Em primeiro lugar é fotógrafo, de rostos, mas foi a forma como inscreveu as suas fotos gigantes no espaço público que lhe granjeou reputação. É disputado por galerias — sendo representado pela Perrotin — encontrando-se o seu trabalho disseminado por museus, bienais e colecções privadas e institucionais. Ou seja, uma forma de operar semelhante a Banksy, Shepard Fairey ou Vhils.
A meio dos anos 2000, quando encontrou uma máquina fotográfica no metro de Paris, e começou a retratar anónimos, colando o resultado nos bairros burgueses da capital francesa, nem o próprio previa o impacto que iria ter.
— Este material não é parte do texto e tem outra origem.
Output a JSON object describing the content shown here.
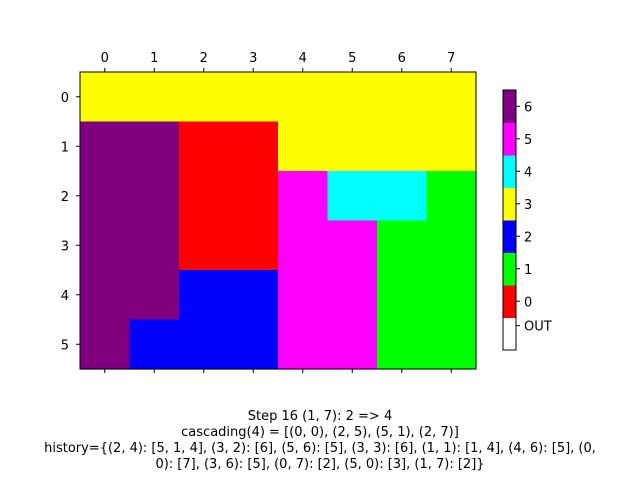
{
  "chart_data": {
    "type": "heatmap",
    "x_ticks": [
      "0",
      "1",
      "2",
      "3",
      "4",
      "5",
      "6",
      "7"
    ],
    "y_ticks": [
      "0",
      "1",
      "2",
      "3",
      "4",
      "5"
    ],
    "grid": [
      [
        3,
        3,
        3,
        3,
        3,
        3,
        3,
        3
      ],
      [
        6,
        6,
        0,
        0,
        3,
        3,
        3,
        3
      ],
      [
        6,
        6,
        0,
        0,
        5,
        4,
        4,
        1
      ],
      [
        6,
        6,
        0,
        0,
        5,
        5,
        1,
        1
      ],
      [
        6,
        6,
        2,
        2,
        5,
        5,
        1,
        1
      ],
      [
        6,
        2,
        2,
        2,
        5,
        5,
        1,
        1
      ]
    ],
    "colorbar": {
      "levels": [
        {
          "label": "OUT",
          "color": "#ffffff"
        },
        {
          "label": "0",
          "color": "#ff0000"
        },
        {
          "label": "1",
          "color": "#00ff00"
        },
        {
          "label": "2",
          "color": "#0000ff"
        },
        {
          "label": "3",
          "color": "#ffff00"
        },
        {
          "label": "4",
          "color": "#00ffff"
        },
        {
          "label": "5",
          "color": "#ff00ff"
        },
        {
          "label": "6",
          "color": "#800080"
        }
      ]
    },
    "caption_lines": [
      "Step 16  (1, 7): 2 => 4",
      "cascading(4) = [(0, 0), (2, 5), (5, 1), (2, 7)]",
      "history={(2, 4): [5, 1, 4], (3, 2): [6], (5, 6): [5], (3, 3): [6], (1, 1): [1, 4], (4, 6): [5], (0,",
      "0): [7], (3, 6): [5], (0, 7): [2], (5, 0): [3], (1, 7): [2]}"
    ]
  }
}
Foi em 2007 que se tornou notícia fora de França, e que encontrou a sua linguagem, quando fotografou pessoas de ambos os lados da fronteira entre Israel e a Palestina e as exibiu no muro. Eram fotos de uma beleza emotiva, com ressonâncias de um presente de dúvida, quando o passado já se foi e o futuro não passa ainda de mera promessa.
“Quem é esta pessoa? Porque está exposta nesta parede? O que deseja comunicar? Que sentido tem esta imagem para mim?” São das perguntas que espera que o seu trabalho sugira. Como o documentário Visages Villages mostra interessa-lhe a partilha das subjectividades dos encontros — dele com Agnés Varda, e deles com quem vão encontrando pelo caminho na viagem a dois. Podem ser efémeros, mas ainda assim produtivos, revelando por vezes uma realidade que é invisível aos olhos da maioria, gerando o debate.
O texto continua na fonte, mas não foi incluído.